A lot of people say that bipolar is like an easier version of depression because it comes in waves. I can understand why they would see it that way, but it's not true. There's never really a break. It's either constant mood swings, anger, pain, and constant distraction, or its suicidal thoughts. There's no escape. Yes, there's waves, but each wave is a tsunami crashing over us and holding us underneath as more waves crash over, drowning us in our own thoughts. I can't even tell what part of my mind is me and what part of it is the people I've made up.

It's not easy. It'll never be easy, but, it's not all bad. Most people with bipolar disorder tend to see the world in a different view, making them very good artists and problem solvers. They are often very smart and exceed in academics. It doesn't get easier, and each episode gets gradually worse, but we get stronger.

People with bipolar disorder are no different from everybody else. We cry, laugh, scream. We blend in, and most of us don't cause much of a disturbance.

Just because we appear calm does not mean we are. When I was eight years old, I fell into my first depressive episode. I didn't know it then. I had no idea that the innocent thoughts in my head, telling me that the poison will taste good, were evil. I made friends with the people in my head that were constantly verbally abusing me. I started to believe them. I attempted suicide four times. Twice with pills, once with razor blades, and once with a knife.

I'm happy that they didn't work. If they did, I wouldn't be here. I wouldn't have found my passion. I wouldn't be attending a culinary arts camp and following my dreams. I wouldn't be writing. And most importantly, I wouldn't have my family and friends.

I am currently going through a depressive episode, and as much as I want to puncture a blade though my heart, I won't. I've made many promises. Promises that I mean to keep.

I wouldn't be here if it weren't for my sisters, brothers, parents, and my friends. I don't think I could have the strength to face the day if I didn't know that I had them to fall back on, because when I fall, I fall hard. Each pothole is a cliff, each ant hill is a mountain, but they are my safety gear.
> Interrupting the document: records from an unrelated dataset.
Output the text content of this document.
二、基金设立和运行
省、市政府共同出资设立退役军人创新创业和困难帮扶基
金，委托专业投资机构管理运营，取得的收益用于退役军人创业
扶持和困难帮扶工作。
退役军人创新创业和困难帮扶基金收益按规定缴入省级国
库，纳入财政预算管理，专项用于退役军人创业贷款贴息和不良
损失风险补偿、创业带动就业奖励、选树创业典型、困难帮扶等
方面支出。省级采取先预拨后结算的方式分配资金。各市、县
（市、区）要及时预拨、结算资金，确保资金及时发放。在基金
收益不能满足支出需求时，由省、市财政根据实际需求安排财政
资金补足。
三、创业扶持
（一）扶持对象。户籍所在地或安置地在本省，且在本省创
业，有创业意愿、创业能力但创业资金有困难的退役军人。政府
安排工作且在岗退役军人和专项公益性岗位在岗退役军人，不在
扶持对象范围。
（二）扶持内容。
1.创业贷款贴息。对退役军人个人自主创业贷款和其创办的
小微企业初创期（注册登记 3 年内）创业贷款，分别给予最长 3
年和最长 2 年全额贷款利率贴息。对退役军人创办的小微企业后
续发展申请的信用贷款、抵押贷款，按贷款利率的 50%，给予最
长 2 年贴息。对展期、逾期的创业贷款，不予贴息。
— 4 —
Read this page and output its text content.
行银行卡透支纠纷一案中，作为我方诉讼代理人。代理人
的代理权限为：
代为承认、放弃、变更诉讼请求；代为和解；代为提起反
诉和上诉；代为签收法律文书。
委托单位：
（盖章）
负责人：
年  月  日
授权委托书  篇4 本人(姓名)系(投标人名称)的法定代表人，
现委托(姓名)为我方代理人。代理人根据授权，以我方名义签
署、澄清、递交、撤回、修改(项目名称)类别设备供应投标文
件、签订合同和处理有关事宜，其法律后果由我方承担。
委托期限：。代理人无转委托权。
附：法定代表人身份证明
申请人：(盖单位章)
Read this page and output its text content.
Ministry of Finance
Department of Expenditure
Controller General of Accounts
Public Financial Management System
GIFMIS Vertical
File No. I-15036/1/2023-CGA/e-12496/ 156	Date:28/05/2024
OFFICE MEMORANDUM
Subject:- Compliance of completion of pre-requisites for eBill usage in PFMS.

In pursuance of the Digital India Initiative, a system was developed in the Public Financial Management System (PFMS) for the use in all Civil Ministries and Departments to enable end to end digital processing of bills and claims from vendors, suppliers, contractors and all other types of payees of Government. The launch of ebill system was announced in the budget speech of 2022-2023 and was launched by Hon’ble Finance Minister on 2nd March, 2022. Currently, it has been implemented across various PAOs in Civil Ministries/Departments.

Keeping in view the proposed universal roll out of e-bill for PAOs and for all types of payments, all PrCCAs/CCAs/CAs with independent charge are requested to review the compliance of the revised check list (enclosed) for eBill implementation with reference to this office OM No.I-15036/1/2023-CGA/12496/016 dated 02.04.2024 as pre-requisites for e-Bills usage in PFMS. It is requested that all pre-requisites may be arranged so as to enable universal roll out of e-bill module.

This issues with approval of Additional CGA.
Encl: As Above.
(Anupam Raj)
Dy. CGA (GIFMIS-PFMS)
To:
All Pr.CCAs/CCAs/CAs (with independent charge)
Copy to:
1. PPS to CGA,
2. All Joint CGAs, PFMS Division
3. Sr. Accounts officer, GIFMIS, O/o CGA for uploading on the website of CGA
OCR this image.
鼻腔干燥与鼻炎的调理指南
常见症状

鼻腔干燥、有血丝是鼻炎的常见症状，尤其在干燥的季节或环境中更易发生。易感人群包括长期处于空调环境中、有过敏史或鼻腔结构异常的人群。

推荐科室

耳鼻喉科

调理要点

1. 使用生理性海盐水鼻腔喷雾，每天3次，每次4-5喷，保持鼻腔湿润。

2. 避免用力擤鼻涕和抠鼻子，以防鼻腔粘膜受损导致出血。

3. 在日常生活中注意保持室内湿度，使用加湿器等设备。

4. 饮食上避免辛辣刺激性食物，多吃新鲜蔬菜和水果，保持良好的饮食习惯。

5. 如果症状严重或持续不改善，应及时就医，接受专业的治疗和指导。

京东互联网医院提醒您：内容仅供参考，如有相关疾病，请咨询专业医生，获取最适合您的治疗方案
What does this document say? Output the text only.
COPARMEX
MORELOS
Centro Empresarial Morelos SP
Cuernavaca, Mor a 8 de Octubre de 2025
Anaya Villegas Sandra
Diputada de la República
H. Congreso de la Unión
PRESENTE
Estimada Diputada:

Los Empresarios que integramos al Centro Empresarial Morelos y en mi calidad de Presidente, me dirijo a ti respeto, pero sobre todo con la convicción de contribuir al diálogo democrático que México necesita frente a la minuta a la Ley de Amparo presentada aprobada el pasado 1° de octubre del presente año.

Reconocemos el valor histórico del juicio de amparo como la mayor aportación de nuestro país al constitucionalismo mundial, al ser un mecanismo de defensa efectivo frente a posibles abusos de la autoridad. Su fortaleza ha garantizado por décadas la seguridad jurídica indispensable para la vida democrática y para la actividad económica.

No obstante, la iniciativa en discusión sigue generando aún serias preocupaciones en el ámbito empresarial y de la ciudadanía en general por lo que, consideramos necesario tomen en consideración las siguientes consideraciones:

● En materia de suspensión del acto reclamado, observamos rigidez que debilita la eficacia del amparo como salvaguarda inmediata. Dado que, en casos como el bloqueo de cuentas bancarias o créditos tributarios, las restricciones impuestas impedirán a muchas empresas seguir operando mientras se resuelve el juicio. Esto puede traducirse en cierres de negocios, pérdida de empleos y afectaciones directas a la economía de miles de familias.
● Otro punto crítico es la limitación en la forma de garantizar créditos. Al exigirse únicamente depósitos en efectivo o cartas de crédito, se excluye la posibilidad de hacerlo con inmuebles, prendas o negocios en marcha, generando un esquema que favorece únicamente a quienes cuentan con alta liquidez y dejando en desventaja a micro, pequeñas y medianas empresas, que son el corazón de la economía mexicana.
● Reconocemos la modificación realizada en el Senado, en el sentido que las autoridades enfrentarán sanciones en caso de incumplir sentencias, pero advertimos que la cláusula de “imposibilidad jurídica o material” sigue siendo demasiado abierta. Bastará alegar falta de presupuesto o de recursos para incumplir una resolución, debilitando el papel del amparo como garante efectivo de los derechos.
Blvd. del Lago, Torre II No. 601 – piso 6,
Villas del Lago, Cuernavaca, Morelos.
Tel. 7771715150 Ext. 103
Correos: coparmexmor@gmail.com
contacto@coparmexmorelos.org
All of you, battling depression or bipolar disorder or any mental health problems, find someone who makes you happy. Talk to them about anything, you don't even have to talk about your illness. Talk about your favourite things to do. Have a conversation. It will help. People can be the cause of the problem, but they can also be a part of the solution.

Another thing is you. You won't get better unless you want to. You have to believe that you can get better, because you can. I've been there, I know it feels like you'll never get out, but trust me, you can.

And again, if you ever need someone to talk to, the people on this account can be a friend. I'm not on the account often, but feel free to contact me on my main account @youngestofthebunch , I'm on there all the time, and I have no problem with having a conversation. In fact, I like talking. I'm kind of a blabbermouth, but I always listen.

Alright, that's all for this week. See ya later my Lovelies.

Song of the day: The Sun Is Rising - Britt Nicole

Quote of the day: Stars can't shine without darkness.